The term "cortisone" is frequently misused to mean either any corticosteroid or hydrocortisone, which is in fact cortisol. Many who speak of receiving a "cortisone shot" or taking "cortisone" are more likely receiving hydrocortisone or one of many other, much more potent synthetic corticosteroids.

Muscimol, also known as agarin, pantherine, or pyroibotenic acid, is a GABA_A receptor agonist with sedative and hallucinogenic effects and the principal psychoactive constituent of Amanita mushrooms such as Amanita muscaria (fly agaric) and Amanita pantherina (panther cap). It is a 3-hydroxyisoxazole alkaloid and is closely related structurally to the neurotransmitter γ-aminobutyric acid (GABA). The compound is widely used as a ligand and agonist of the GABA_A receptor in scientific research. Muscimol is typically taken orally, but may also be smoked. Peak effects occur after 1 to 3 hours orally and its duration is 4 to 8 hours but up to 24 hours.

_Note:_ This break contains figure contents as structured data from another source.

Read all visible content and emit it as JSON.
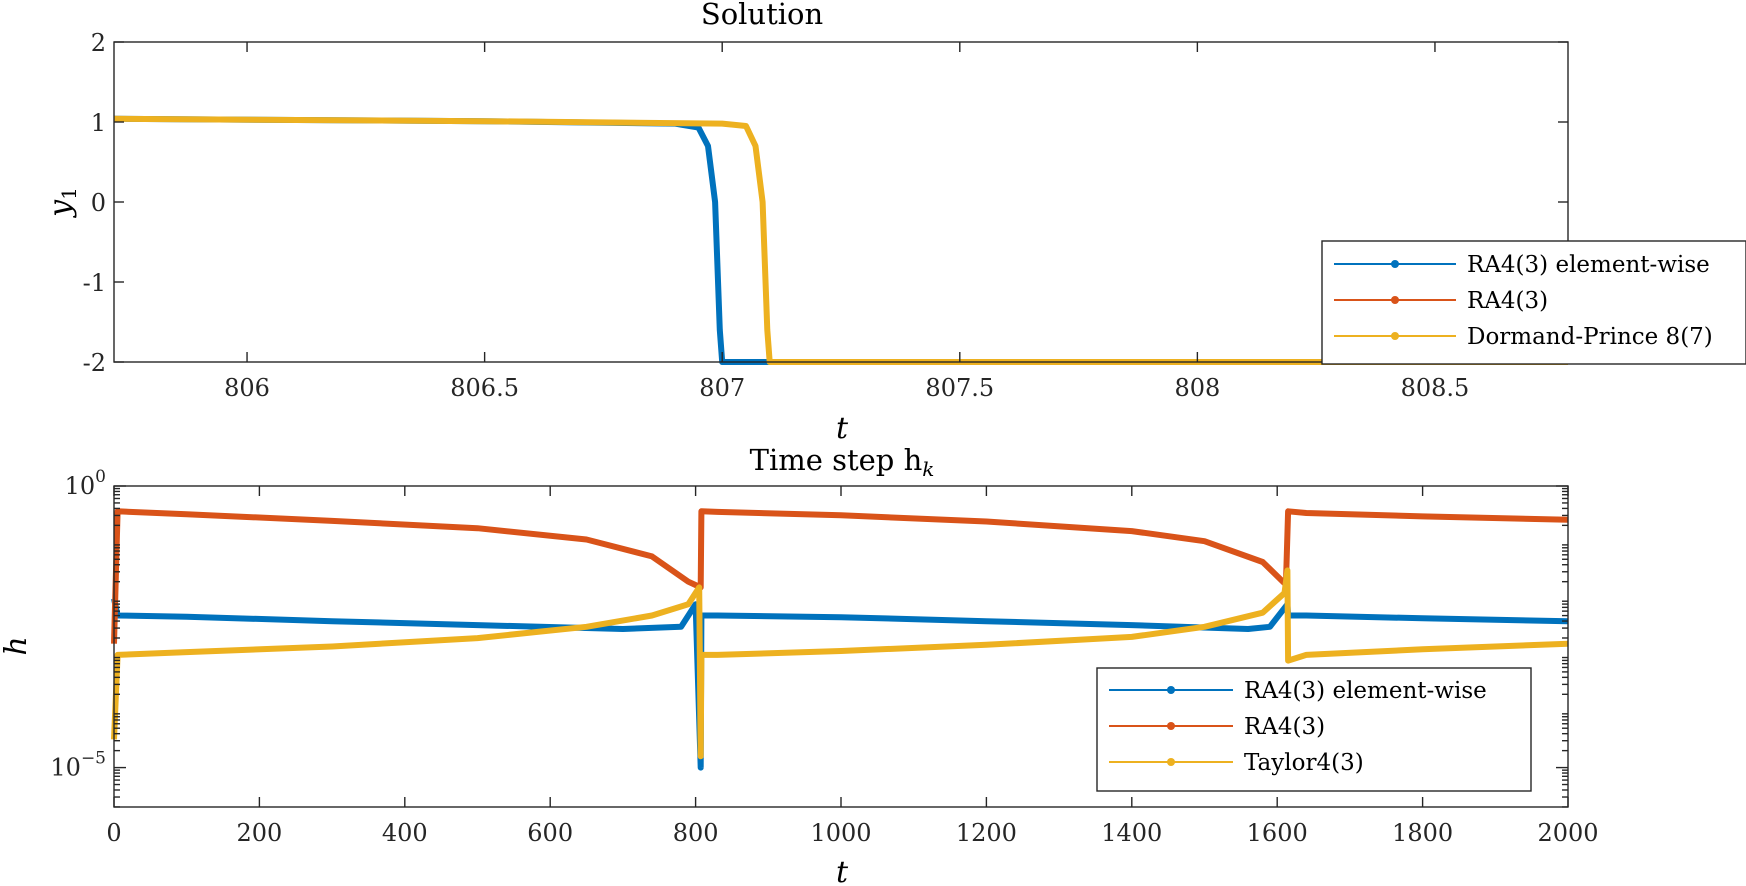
{
  "colors": {
    "blue": "#0072BD",
    "red": "#D95319",
    "yellow": "#EDB120",
    "axis": "#262626"
  },
  "chart_data": [
    {
      "type": "line",
      "title": "Solution",
      "xlabel": "t",
      "ylabel_base": "y",
      "ylabel_sub": "1",
      "xlim": [
        805.72,
        808.78
      ],
      "ylim": [
        -2,
        2
      ],
      "xticks": [
        806,
        806.5,
        807,
        807.5,
        808,
        808.5
      ],
      "xtick_labels": [
        "806",
        "806.5",
        "807",
        "807.5",
        "808",
        "808.5"
      ],
      "yticks": [
        2,
        1,
        0,
        -1,
        -2
      ],
      "ytick_labels": [
        "2",
        "1",
        "0",
        "-1",
        "-2"
      ],
      "legend_position": "bottom-right",
      "legend": [
        "RA4(3) element-wise",
        "RA4(3)",
        "Dormand-Prince 8(7)"
      ],
      "series": [
        {
          "name": "RA4(3) element-wise",
          "color": "#0072BD",
          "x": [
            805.72,
            806.5,
            806.9,
            806.95,
            806.97,
            806.985,
            806.995,
            807.0,
            807.03,
            808.78
          ],
          "y": [
            1.04,
            1.01,
            0.98,
            0.93,
            0.7,
            0.0,
            -1.6,
            -2.0,
            -2.0,
            -2.0
          ]
        },
        {
          "name": "RA4(3)",
          "color": "#D95319",
          "x": [],
          "y": []
        },
        {
          "name": "Dormand-Prince 8(7)",
          "color": "#EDB120",
          "x": [
            805.72,
            806.5,
            807.0,
            807.05,
            807.07,
            807.085,
            807.095,
            807.1,
            807.13,
            808.78
          ],
          "y": [
            1.04,
            1.01,
            0.98,
            0.95,
            0.7,
            0.0,
            -1.6,
            -2.0,
            -2.0,
            -2.0
          ]
        }
      ]
    },
    {
      "type": "line",
      "title_base": "Time step h",
      "title_sub": "k",
      "xlabel": "t",
      "ylabel": "h",
      "yscale": "log",
      "xlim": [
        0,
        2000
      ],
      "ylim_log10": [
        -5.7,
        0
      ],
      "xticks": [
        0,
        200,
        400,
        600,
        800,
        1000,
        1200,
        1400,
        1600,
        1800,
        2000
      ],
      "xtick_labels": [
        "0",
        "200",
        "400",
        "600",
        "800",
        "1000",
        "1200",
        "1400",
        "1600",
        "1800",
        "2000"
      ],
      "yticks_log10": [
        0,
        -5
      ],
      "ytick_base": "10",
      "ytick_exponents": [
        "0",
        "−5"
      ],
      "legend_position": "bottom-right",
      "legend": [
        "RA4(3) element-wise",
        "RA4(3)",
        "Taylor4(3)"
      ],
      "series": [
        {
          "name": "RA4(3) element-wise",
          "color": "#0072BD",
          "x": [
            0,
            5,
            100,
            300,
            500,
            700,
            780,
            800,
            807,
            808,
            830,
            1000,
            1200,
            1400,
            1560,
            1590,
            1614,
            1615,
            1640,
            1800,
            2000
          ],
          "y_log10": [
            -2.0,
            -2.3,
            -2.32,
            -2.4,
            -2.47,
            -2.54,
            -2.5,
            -2.1,
            -5.0,
            -2.3,
            -2.3,
            -2.33,
            -2.4,
            -2.47,
            -2.54,
            -2.5,
            -2.1,
            -2.3,
            -2.3,
            -2.35,
            -2.4
          ]
        },
        {
          "name": "RA4(3)",
          "color": "#D95319",
          "x": [
            0,
            5,
            100,
            300,
            500,
            650,
            740,
            790,
            807,
            808,
            830,
            1000,
            1200,
            1400,
            1500,
            1580,
            1612,
            1615,
            1640,
            1800,
            2000
          ],
          "y_log10": [
            -2.8,
            -0.45,
            -0.5,
            -0.62,
            -0.75,
            -0.95,
            -1.25,
            -1.7,
            -1.8,
            -0.45,
            -0.46,
            -0.52,
            -0.63,
            -0.8,
            -0.98,
            -1.35,
            -1.75,
            -0.45,
            -0.48,
            -0.54,
            -0.6
          ]
        },
        {
          "name": "Taylor4(3)",
          "color": "#EDB120",
          "x": [
            0,
            5,
            100,
            300,
            500,
            650,
            740,
            790,
            805,
            807,
            808,
            830,
            1000,
            1200,
            1400,
            1500,
            1580,
            1610,
            1614,
            1615,
            1640,
            1800,
            2000
          ],
          "y_log10": [
            -4.5,
            -3.0,
            -2.95,
            -2.85,
            -2.7,
            -2.5,
            -2.3,
            -2.1,
            -1.8,
            -4.8,
            -3.0,
            -3.0,
            -2.93,
            -2.82,
            -2.68,
            -2.5,
            -2.25,
            -1.9,
            -1.5,
            -3.1,
            -3.0,
            -2.9,
            -2.8
          ]
        }
      ]
    }
  ]
}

The effects of muscimol in humans include central depression, sedation, sleep, cognitive and motor impairment, hallucinations, perceptual distortion, and muscle twitching, among others. Muscimol acts as a potent GABA_A receptor full agonist. It is also a potent GABA_A-ρ receptor partial agonist and a weak GABA reuptake inhibitor. The drug is inactive at the GABA_B receptor but is a substrate of GABA transaminase (GABA-T). Muscimol mostly exerts its effects via GABA_A receptor activation. It is very different from drugs like benzodiazepines and barbiturates as it is an orthosteric agonist of the GABA_A receptor rather than an allosteric modulator. Unlike GABA, muscimol crosses the blood–brain barrier and hence is centrally active. Muscimol, which is also known chemically as 5-aminomethylisoxazol-3-ol, is a conformationally restrained analogue of GABA. The related compound and Amanita spp. constituent ibotenic acid is a prodrug of muscimol.

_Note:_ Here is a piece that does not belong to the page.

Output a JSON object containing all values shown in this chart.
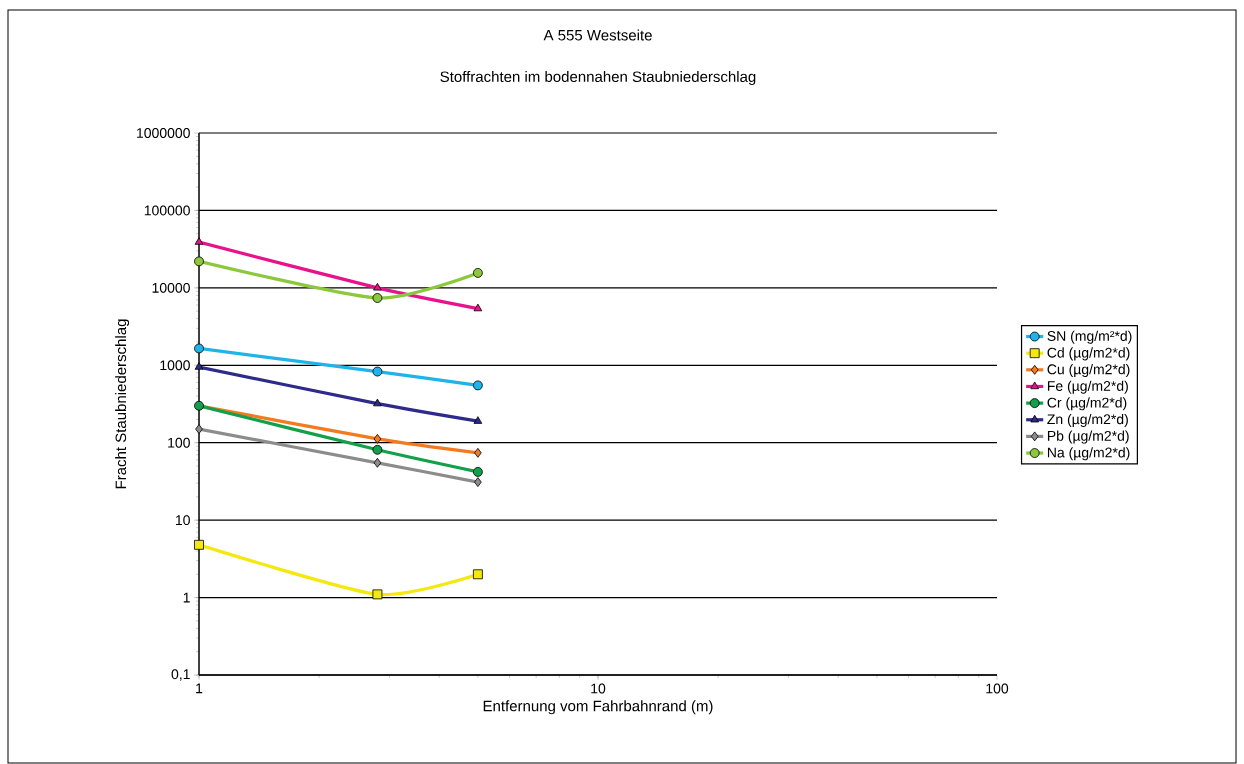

Psilocin, also known as 4-hydroxy-N,N-dimethyltryptamine (4-HO-DMT), is a psychedelic drug and fungal alkaloid of the tryptamine and 4-hydroxytryptamine families. Along with its phosphate ester psilocybin, it is found in most species of psilocybin-containing mushrooms, such as Psilocybe cubensis and Psilocybe mexicana, and is the compound responsible for their hallucinogenic effects, although concentrations of psilocin are variably lower than those of psilocybin. The drug is taken orally and its effects include perceptual changes and visual effects, emotional changes, ego dissolution, time dilation, and mystical experiences, among others. Psilocybin, as well as synthetic acyl esters such as 4-AcO-DMT (psilacetin; O-acetylpsilocin) and 4-PrO-DMT (O-propionylpsilocin), are prodrugs of psilocin and have similar properties and effects.

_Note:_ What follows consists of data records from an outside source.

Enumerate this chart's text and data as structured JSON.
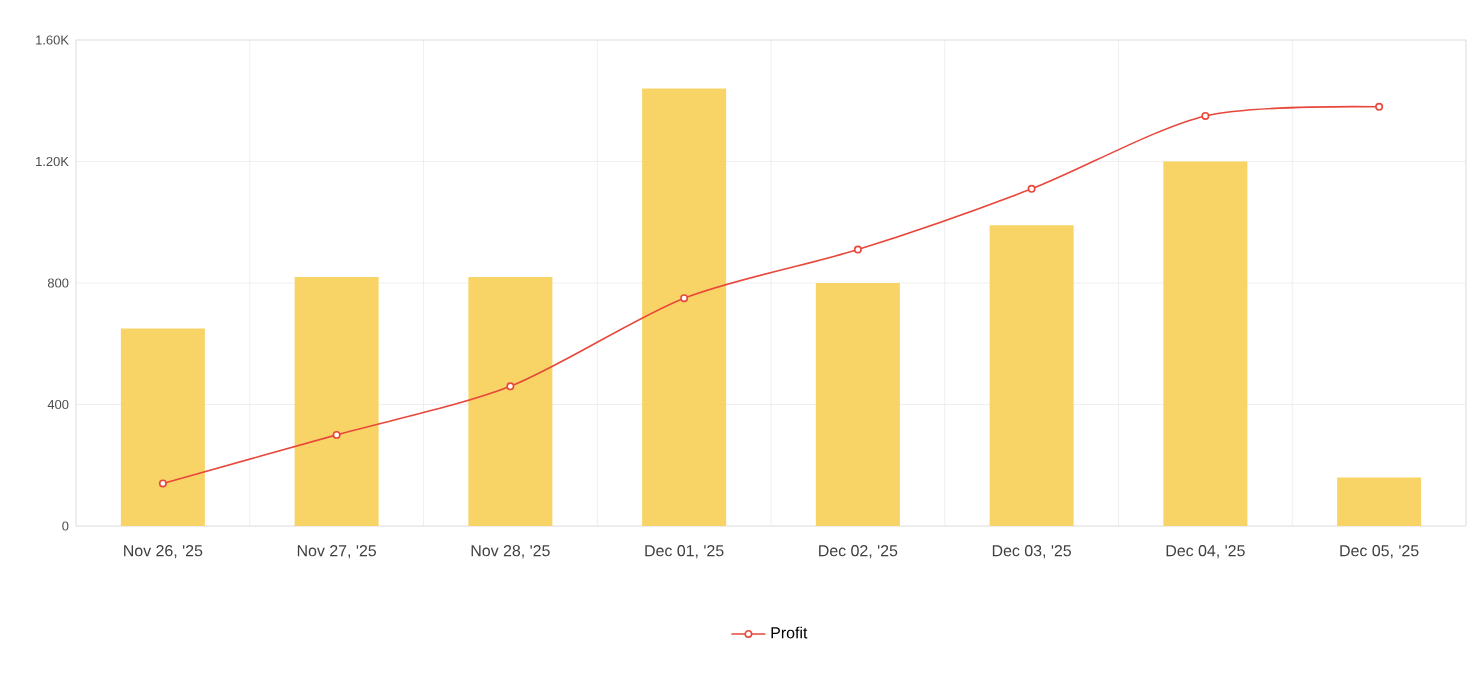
{
  "chart_data": {
    "type": "bar",
    "categories": [
      "Nov 26, '25",
      "Nov 27, '25",
      "Nov 28, '25",
      "Dec 01, '25",
      "Dec 02, '25",
      "Dec 03, '25",
      "Dec 04, '25",
      "Dec 05, '25"
    ],
    "series": [
      {
        "color": "#f7cf55",
        "values": [
          650,
          820,
          820,
          1440,
          800,
          990,
          1200,
          160
        ]
      },
      {
        "type": "line",
        "name": "Profit",
        "color": "#e8473b",
        "marker": "circle",
        "values": [
          140,
          300,
          460,
          750,
          910,
          1110,
          1350,
          1380
        ]
      }
    ],
    "ylim": [
      0,
      1600
    ],
    "yticks": [
      0,
      400,
      800,
      {
        "value": 1200,
        "label": "1.20K"
      },
      {
        "value": 1600,
        "label": "1.60K"
      }
    ],
    "grid": true,
    "legend": "bottom"
  }
}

Psilocin acts as a non-selective serotonin receptor agonist, including of the serotonin 5-HT_2A receptor among others. The drug produces its hallucinogenic effects specifically via activation of the serotonin 5-HT_2A receptor. However, other serotonin receptors, such as the serotonin 5-HT_1A and 5-HT_2C receptors, may also contribute to its effects. Notable analogues of psilocin include dimethyltryptamine (DMT), its positional isomer bufotenin (5-HO-DMT), its higher homologue 4-HO-MET (metocin), and others.